Look around you, at you, when was the last time that something you planned went exactly the way it was?Mine never did and I am glad it didn’t.

The way my whole life has been when I look back and I often do when there is a milestone in my life, there is a big smile 🙂

The career that was never meant to be. From Marketing to Human Resources to Business Development to Yoga teacher to a Restaurateur, none of this was ever meant to be.

If everything went according to my plan, I should have been an artist, a painter, yup roll your eyes or widen it, that was my plan but nothing happens as it is, does it? 🙂

With the Ladakh trek and much later the Deorital- Chandrashila trek that changed me in so many ways, I was enthused, in fact super excited. I found my calling with the mountains.

I realized that no matter what as long as I could stand on my legs I would continue trekking, continue where my legs would take me.

So I signed up for another group trek, somewhere up in the hills of Uttarakhand. Mountains, rolling green meadows everything was just perfect.

But when you plan, things don’t happen the way it does..

As the trek started coming closer and I mean no offence when I say this, I noticed that the whole group trek was becoming a ‘family picnic’. Yes with children included.

With the Whatsapp group sharing pics, where I saw mostly families with kids, planning puja visits, temple visits and a general chatter to it I knew this was not going to by my kind of trek.

I am being brutally honest. I am not kid friendly and certainly not when I seek what I want to seek in these treks.Solitude, peace, quietness and a sense of camaraderie among fellow trekkers whom I have something in common with.

I found that in my previous group trek whom I can safely say I formed a solid bond. Now with this trek I was seeking solitude and something deep inside told me I was not going to get that.

I did speak to a couple of friends about what I was feeling. This mix of feelings of wanting to go ahead but stopping myself from jumping in because I didn’t want to be a part of the cacophony.

And yes they confirmed what I felt inside. Don’t go ahead with this if you don’t feel like it, you don’t want to be with a crowd, you are not looking for this.

So what did I do? I went ahead and opted out of it.

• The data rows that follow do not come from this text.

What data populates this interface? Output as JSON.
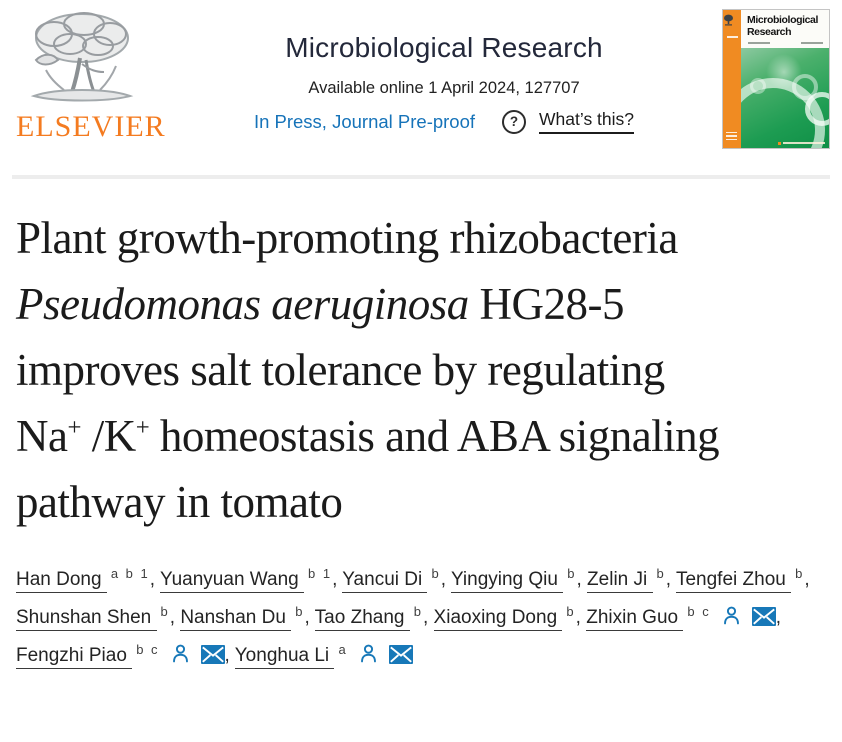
{
  "header": {
    "brand": "ELSEVIER",
    "journal_title": "Microbiological Research",
    "availability": "Available online 1 April 2024, 127707",
    "status_link": "In Press, Journal Pre-proof",
    "help_icon_glyph": "?",
    "help_label": "What’s this?"
  },
  "cover": {
    "title": "Microbiological Research"
  },
  "article": {
    "title_segments": [
      {
        "text": "Plant growth-promoting rhizobacteria "
      },
      {
        "text": "Pseudomonas aeruginosa",
        "style": "italic"
      },
      {
        "text": " HG28-5 improves salt tolerance by regulating Na"
      },
      {
        "text": "+",
        "style": "sup"
      },
      {
        "text": " /K"
      },
      {
        "text": "+",
        "style": "sup"
      },
      {
        "text": " homeostasis and ABA signaling pathway in tomato"
      }
    ]
  },
  "authors": {
    "separator": ", ",
    "list": [
      {
        "name": "Han Dong",
        "affiliations": "a b 1",
        "has_profile_icon": false,
        "has_email_icon": false
      },
      {
        "name": "Yuanyuan Wang",
        "affiliations": "b 1",
        "has_profile_icon": false,
        "has_email_icon": false
      },
      {
        "name": "Yancui Di",
        "affiliations": "b",
        "has_profile_icon": false,
        "has_email_icon": false
      },
      {
        "name": "Yingying Qiu",
        "affiliations": "b",
        "has_profile_icon": false,
        "has_email_icon": false
      },
      {
        "name": "Zelin Ji",
        "affiliations": "b",
        "has_profile_icon": false,
        "has_email_icon": false
      },
      {
        "name": "Tengfei Zhou",
        "affiliations": "b",
        "has_profile_icon": false,
        "has_email_icon": false
      },
      {
        "name": "Shunshan Shen",
        "affiliations": "b",
        "has_profile_icon": false,
        "has_email_icon": false
      },
      {
        "name": "Nanshan Du",
        "affiliations": "b",
        "has_profile_icon": false,
        "has_email_icon": false
      },
      {
        "name": "Tao Zhang",
        "affiliations": "b",
        "has_profile_icon": false,
        "has_email_icon": false
      },
      {
        "name": "Xiaoxing Dong",
        "affiliations": "b",
        "has_profile_icon": false,
        "has_email_icon": false
      },
      {
        "name": "Zhixin Guo",
        "affiliations": "b c",
        "has_profile_icon": true,
        "has_email_icon": true
      },
      {
        "name": "Fengzhi Piao",
        "affiliations": "b c",
        "has_profile_icon": true,
        "has_email_icon": true
      },
      {
        "name": "Yonghua Li",
        "affiliations": "a",
        "has_profile_icon": true,
        "has_email_icon": true
      }
    ]
  },
  "colors": {
    "link_blue": "#1673b9",
    "icon_blue": "#1778b8",
    "elsevier_orange": "#f47b20",
    "cover_strip_orange": "#f08b22",
    "cover_green": "#1d9c52",
    "title_text": "#1b1b1b",
    "journal_title_text": "#23283a",
    "divider_gray": "#ededed"
  }
}
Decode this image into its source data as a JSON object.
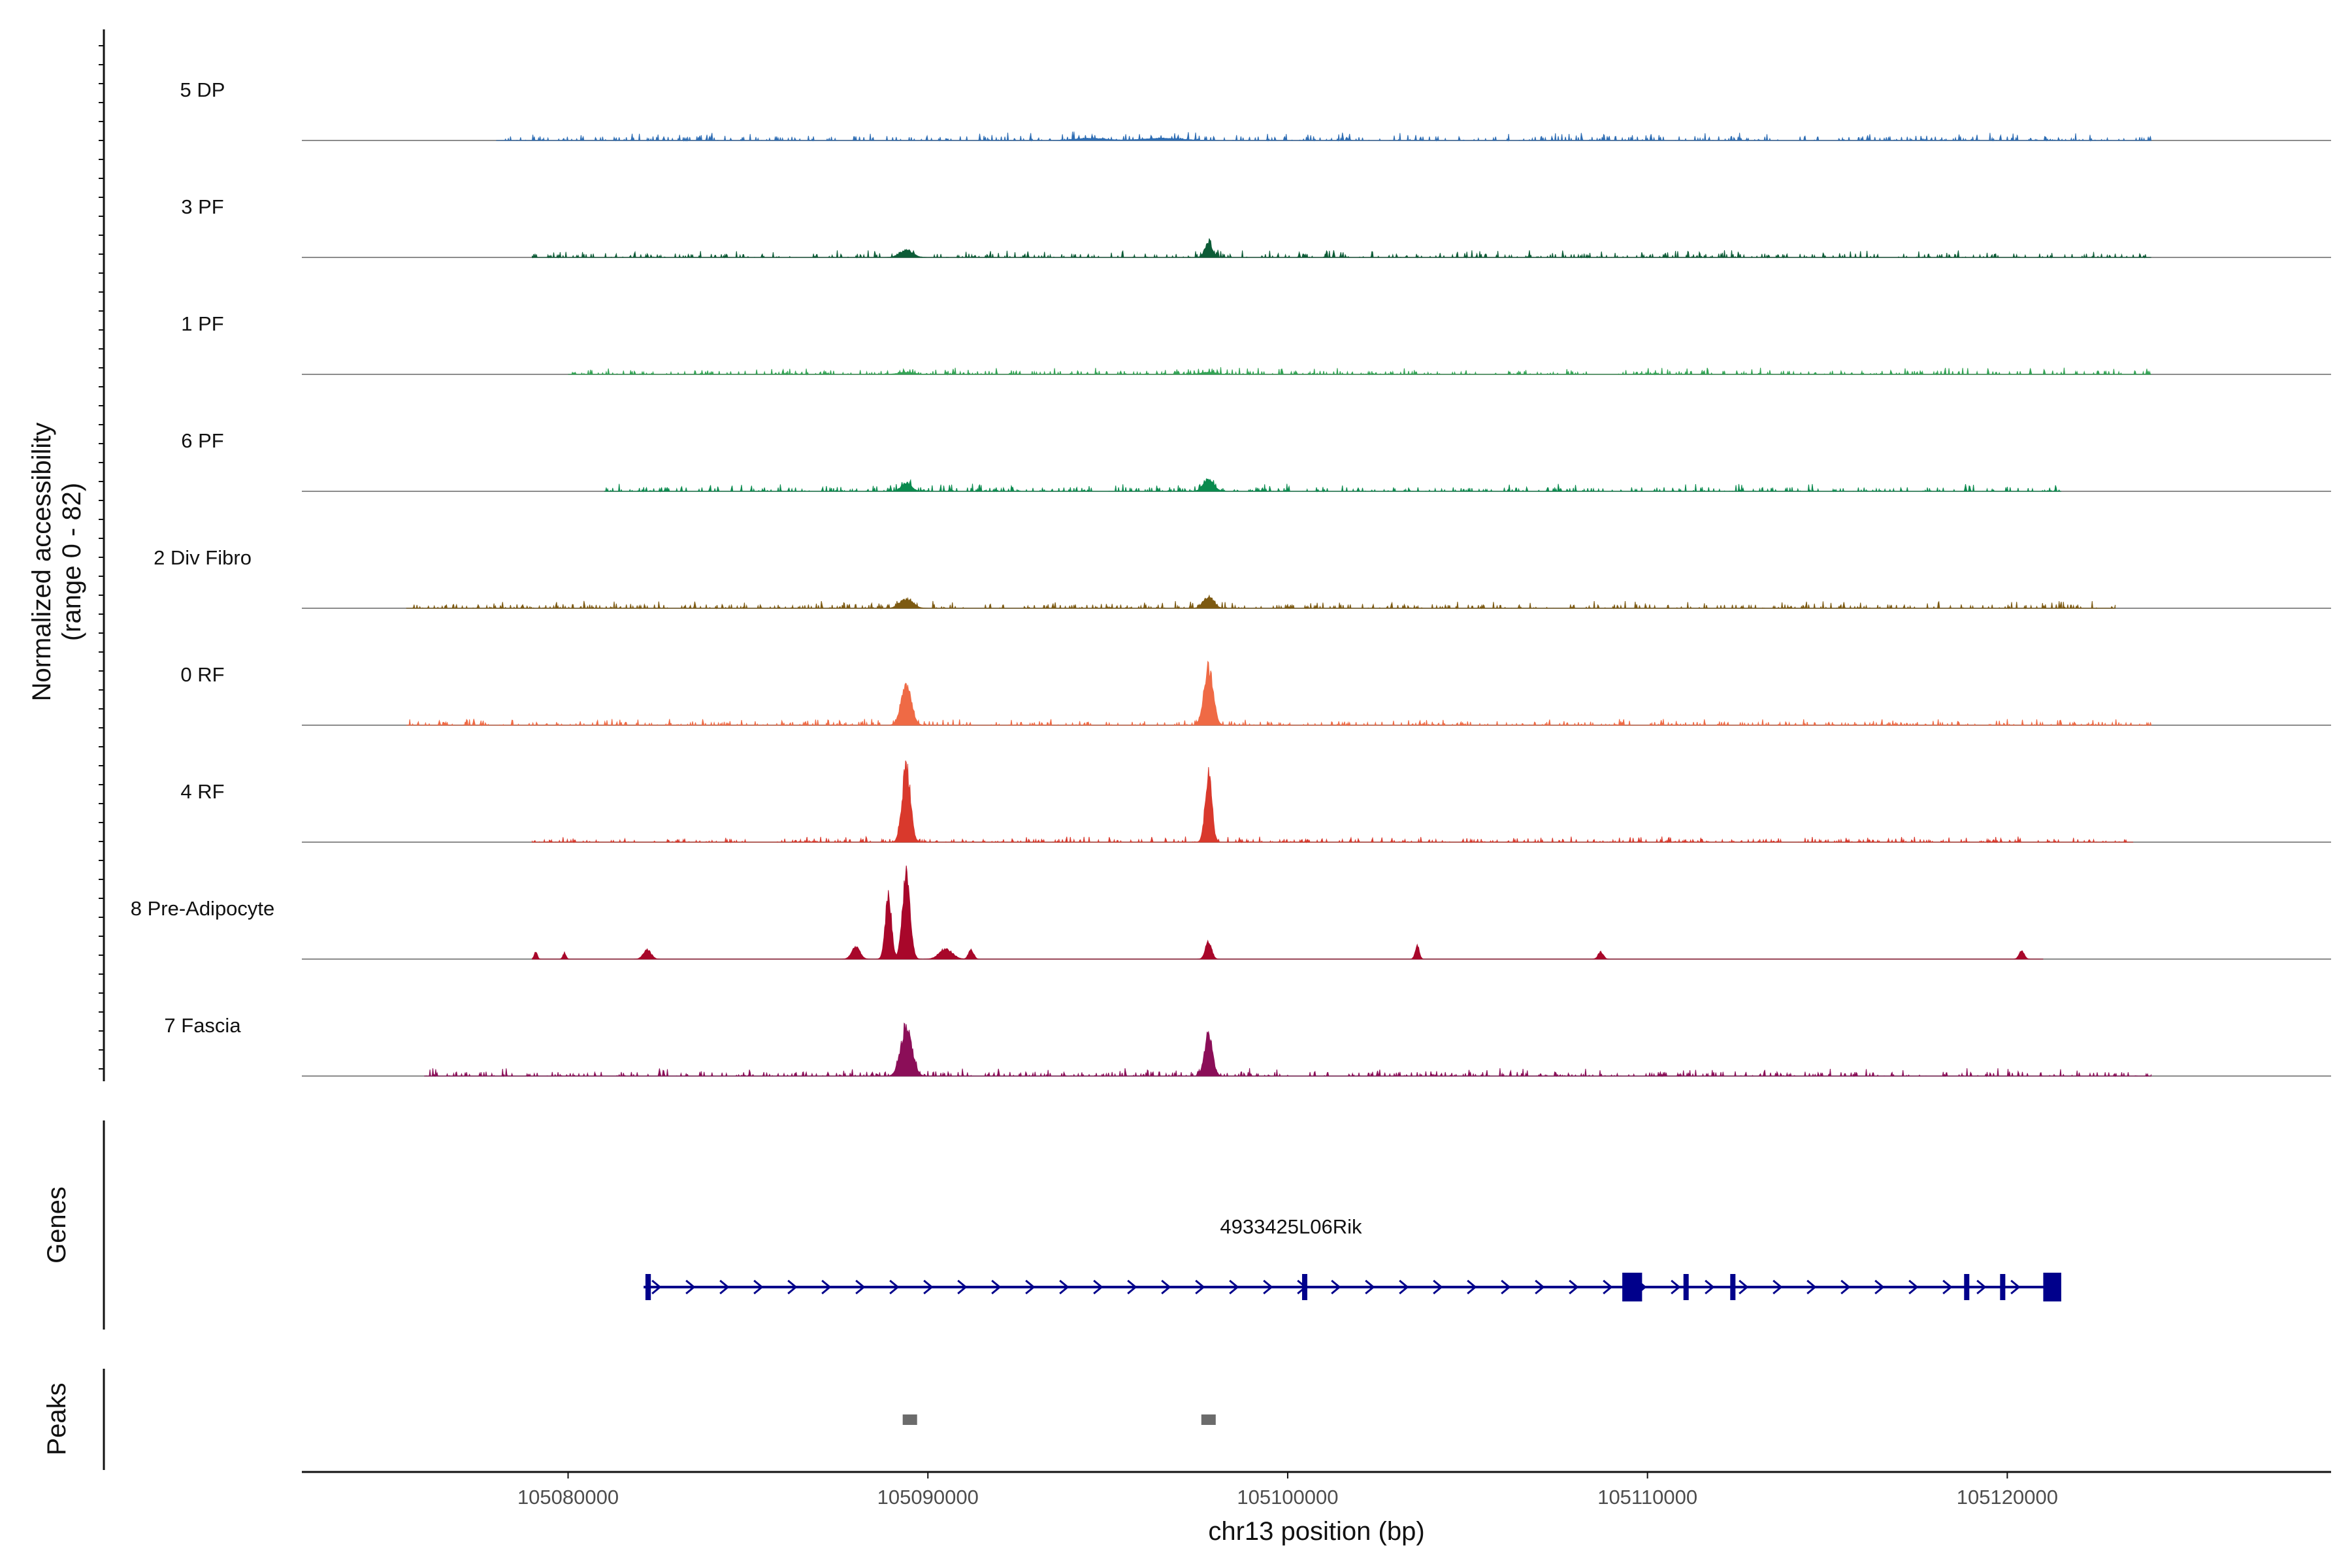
{
  "chart_data": {
    "type": "area",
    "title": "",
    "region": "chr13",
    "xlabel": "chr13 position (bp)",
    "ylabel": "Normalized accessibility",
    "ylabel_range": "(range 0 - 82)",
    "xlim": [
      105072600,
      105129000
    ],
    "ylim": [
      0,
      82
    ],
    "x_ticks": [
      105080000,
      105090000,
      105100000,
      105110000,
      105120000
    ],
    "x_tick_labels": [
      "105080000",
      "105090000",
      "105100000",
      "105110000",
      "105120000"
    ],
    "tracks": [
      {
        "name": "5 DP",
        "color": "#2e6db3",
        "noise": 3.5,
        "peaks": [
          [
            105094500,
            600,
            2
          ],
          [
            105096500,
            800,
            2
          ]
        ],
        "span": [
          105078000,
          105124000
        ]
      },
      {
        "name": "3 PF",
        "color": "#0d5c37",
        "noise": 3.2,
        "peaks": [
          [
            105089400,
            250,
            7
          ],
          [
            105097800,
            150,
            13
          ]
        ],
        "span": [
          105079000,
          105124000
        ]
      },
      {
        "name": "1 PF",
        "color": "#33a354",
        "noise": 3.0,
        "peaks": [
          [
            105089400,
            300,
            2
          ],
          [
            105097800,
            300,
            2
          ]
        ],
        "span": [
          105080000,
          105124000
        ]
      },
      {
        "name": "6 PF",
        "color": "#0a8a4e",
        "noise": 3.4,
        "peaks": [
          [
            105089400,
            200,
            8
          ],
          [
            105097800,
            200,
            12
          ]
        ],
        "span": [
          105081000,
          105121500
        ]
      },
      {
        "name": "2 Div Fibro",
        "color": "#7d5a12",
        "noise": 3.3,
        "peaks": [
          [
            105089400,
            250,
            9
          ],
          [
            105097800,
            200,
            11
          ]
        ],
        "span": [
          105075500,
          105123000
        ]
      },
      {
        "name": "0 RF",
        "color": "#ef6a45",
        "noise": 2.8,
        "peaks": [
          [
            105089400,
            200,
            37
          ],
          [
            105097800,
            180,
            55
          ]
        ],
        "span": [
          105075500,
          105124000
        ]
      },
      {
        "name": "4 RF",
        "color": "#d9392c",
        "noise": 2.5,
        "peaks": [
          [
            105089400,
            160,
            72
          ],
          [
            105097800,
            130,
            65
          ]
        ],
        "span": [
          105079000,
          105123500
        ]
      },
      {
        "name": "8 Pre-Adipocyte",
        "color": "#a8072a",
        "noise": 0.0,
        "peaks": [
          [
            105088900,
            120,
            62
          ],
          [
            105089400,
            150,
            80
          ],
          [
            105088000,
            160,
            12
          ],
          [
            105090500,
            250,
            10
          ],
          [
            105091200,
            100,
            9
          ],
          [
            105097800,
            120,
            17
          ],
          [
            105103600,
            80,
            13
          ],
          [
            105108700,
            100,
            7
          ],
          [
            105079100,
            60,
            7
          ],
          [
            105079900,
            60,
            6
          ],
          [
            105082200,
            150,
            9
          ],
          [
            105120400,
            100,
            8
          ]
        ],
        "span": [
          105079000,
          105121000
        ]
      },
      {
        "name": "7 Fascia",
        "color": "#8b0e58",
        "noise": 3.6,
        "peaks": [
          [
            105089400,
            220,
            46
          ],
          [
            105097800,
            160,
            38
          ]
        ],
        "span": [
          105076000,
          105124000
        ]
      }
    ],
    "genes": [
      {
        "name": "4933425L06Rik",
        "strand": "+",
        "start": 105082100,
        "end": 105121400,
        "exons": [
          [
            105082150,
            105082300
          ],
          [
            105100400,
            105100500
          ],
          [
            105109300,
            105109850
          ],
          [
            105111000,
            105111100
          ],
          [
            105112300,
            105112400
          ],
          [
            105118800,
            105118900
          ],
          [
            105119800,
            105119900
          ],
          [
            105121000,
            105121500
          ]
        ]
      }
    ],
    "peaks": [
      [
        105089300,
        105089700
      ],
      [
        105097600,
        105098000
      ]
    ],
    "panel_titles": {
      "genes": "Genes",
      "peaks": "Peaks"
    }
  }
}
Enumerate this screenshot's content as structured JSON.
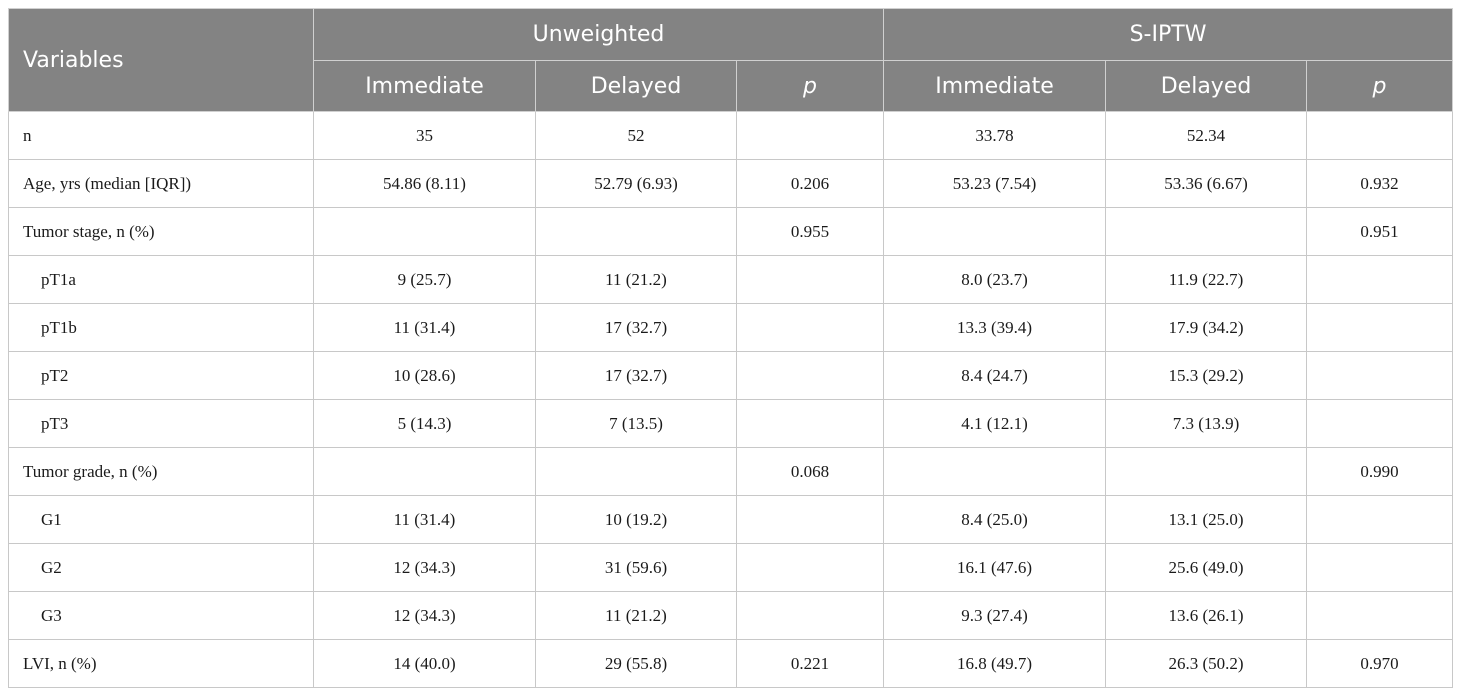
{
  "header": {
    "variables": "Variables",
    "group_unweighted": "Unweighted",
    "group_siptw": "S-IPTW",
    "col_immediate": "Immediate",
    "col_delayed": "Delayed",
    "col_p": "p"
  },
  "rows": [
    {
      "label": "n",
      "indent": false,
      "cells": [
        "35",
        "52",
        "",
        "33.78",
        "52.34",
        ""
      ]
    },
    {
      "label": "Age, yrs (median [IQR])",
      "indent": false,
      "cells": [
        "54.86 (8.11)",
        "52.79 (6.93)",
        "0.206",
        "53.23 (7.54)",
        "53.36 (6.67)",
        "0.932"
      ]
    },
    {
      "label": "Tumor stage, n (%)",
      "indent": false,
      "cells": [
        "",
        "",
        "0.955",
        "",
        "",
        "0.951"
      ]
    },
    {
      "label": "pT1a",
      "indent": true,
      "cells": [
        "9 (25.7)",
        "11 (21.2)",
        "",
        "8.0 (23.7)",
        "11.9 (22.7)",
        ""
      ]
    },
    {
      "label": "pT1b",
      "indent": true,
      "cells": [
        "11 (31.4)",
        "17 (32.7)",
        "",
        "13.3 (39.4)",
        "17.9 (34.2)",
        ""
      ]
    },
    {
      "label": "pT2",
      "indent": true,
      "cells": [
        "10 (28.6)",
        "17 (32.7)",
        "",
        "8.4 (24.7)",
        "15.3 (29.2)",
        ""
      ]
    },
    {
      "label": "pT3",
      "indent": true,
      "cells": [
        "5 (14.3)",
        "7 (13.5)",
        "",
        "4.1 (12.1)",
        "7.3 (13.9)",
        ""
      ]
    },
    {
      "label": "Tumor grade, n (%)",
      "indent": false,
      "cells": [
        "",
        "",
        "0.068",
        "",
        "",
        "0.990"
      ]
    },
    {
      "label": "G1",
      "indent": true,
      "cells": [
        "11 (31.4)",
        "10 (19.2)",
        "",
        "8.4 (25.0)",
        "13.1 (25.0)",
        ""
      ]
    },
    {
      "label": "G2",
      "indent": true,
      "cells": [
        "12 (34.3)",
        "31 (59.6)",
        "",
        "16.1 (47.6)",
        "25.6 (49.0)",
        ""
      ]
    },
    {
      "label": "G3",
      "indent": true,
      "cells": [
        "12 (34.3)",
        "11 (21.2)",
        "",
        "9.3 (27.4)",
        "13.6 (26.1)",
        ""
      ]
    },
    {
      "label": "LVI, n (%)",
      "indent": false,
      "cells": [
        "14 (40.0)",
        "29 (55.8)",
        "0.221",
        "16.8 (49.7)",
        "26.3 (50.2)",
        "0.970"
      ]
    }
  ]
}
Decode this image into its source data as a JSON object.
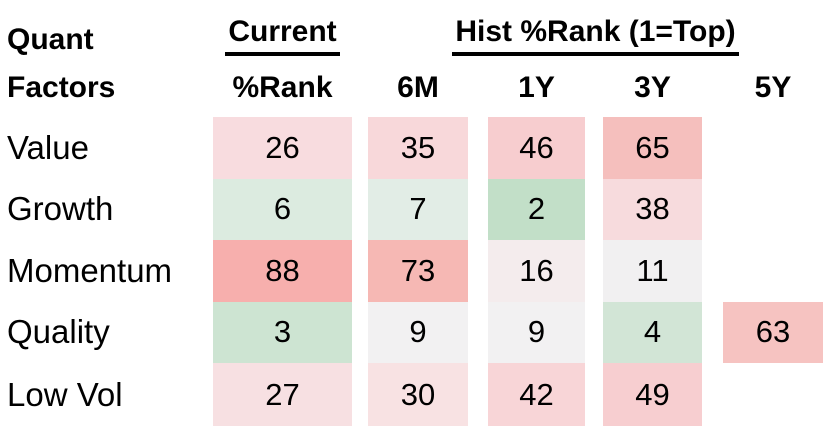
{
  "table": {
    "corner": {
      "line1": "Quant",
      "line2": "Factors"
    },
    "group_headers": {
      "current": "Current",
      "hist": "Hist %Rank (1=Top)"
    },
    "column_headers": {
      "current_rank": "%Rank",
      "h6m": "6M",
      "h1y": "1Y",
      "h3y": "3Y",
      "h5y": "5Y"
    }
  },
  "chart_data": {
    "type": "heatmap",
    "title": "Quant Factors",
    "columns": [
      "Current %Rank",
      "6M",
      "1Y",
      "3Y",
      "5Y"
    ],
    "note": "Percentile ranks, 1=Top; low values shaded green, mid ~white/grey, high values shaded red; blank cells have no data",
    "color_scale": {
      "low": "#c2dfc8",
      "mid": "#f2f1f2",
      "high": "#f7afad"
    },
    "rows": [
      {
        "label": "Value",
        "cells": [
          {
            "v": 26,
            "bg": "#f8dcdf"
          },
          {
            "v": 35,
            "bg": "#f8d8da"
          },
          {
            "v": 46,
            "bg": "#f7cdcf"
          },
          {
            "v": 65,
            "bg": "#f5bfbd"
          },
          {
            "v": null,
            "bg": ""
          }
        ]
      },
      {
        "label": "Growth",
        "cells": [
          {
            "v": 6,
            "bg": "#dcebe0"
          },
          {
            "v": 7,
            "bg": "#e2ede6"
          },
          {
            "v": 2,
            "bg": "#c2dfc8"
          },
          {
            "v": 38,
            "bg": "#f7dbdd"
          },
          {
            "v": null,
            "bg": ""
          }
        ]
      },
      {
        "label": "Momentum",
        "cells": [
          {
            "v": 88,
            "bg": "#f7afad"
          },
          {
            "v": 73,
            "bg": "#f6b8b4"
          },
          {
            "v": 16,
            "bg": "#f4eced"
          },
          {
            "v": 11,
            "bg": "#f1f0f1"
          },
          {
            "v": null,
            "bg": ""
          }
        ]
      },
      {
        "label": "Quality",
        "cells": [
          {
            "v": 3,
            "bg": "#cde4d2"
          },
          {
            "v": 9,
            "bg": "#f2f1f2"
          },
          {
            "v": 9,
            "bg": "#f2f1f2"
          },
          {
            "v": 4,
            "bg": "#d2e5d6"
          },
          {
            "v": 63,
            "bg": "#f6c3c1"
          }
        ]
      },
      {
        "label": "Low Vol",
        "cells": [
          {
            "v": 27,
            "bg": "#f7e0e2"
          },
          {
            "v": 30,
            "bg": "#f8e2e3"
          },
          {
            "v": 42,
            "bg": "#f8d5d7"
          },
          {
            "v": 49,
            "bg": "#f7ced0"
          },
          {
            "v": null,
            "bg": ""
          }
        ]
      }
    ]
  }
}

But I still had the booked and confirmed tickets of a destination to and fro, a week was already slotted for it. Except the accommodation, all my flights and train schedules were sorted.

That’s when the unexpected happens.. That’s when the trajectory turns to a side you never ever expected, the kind you thought you would never ever embark on.

That’s when I took upon a trek that I never thought was meant to be.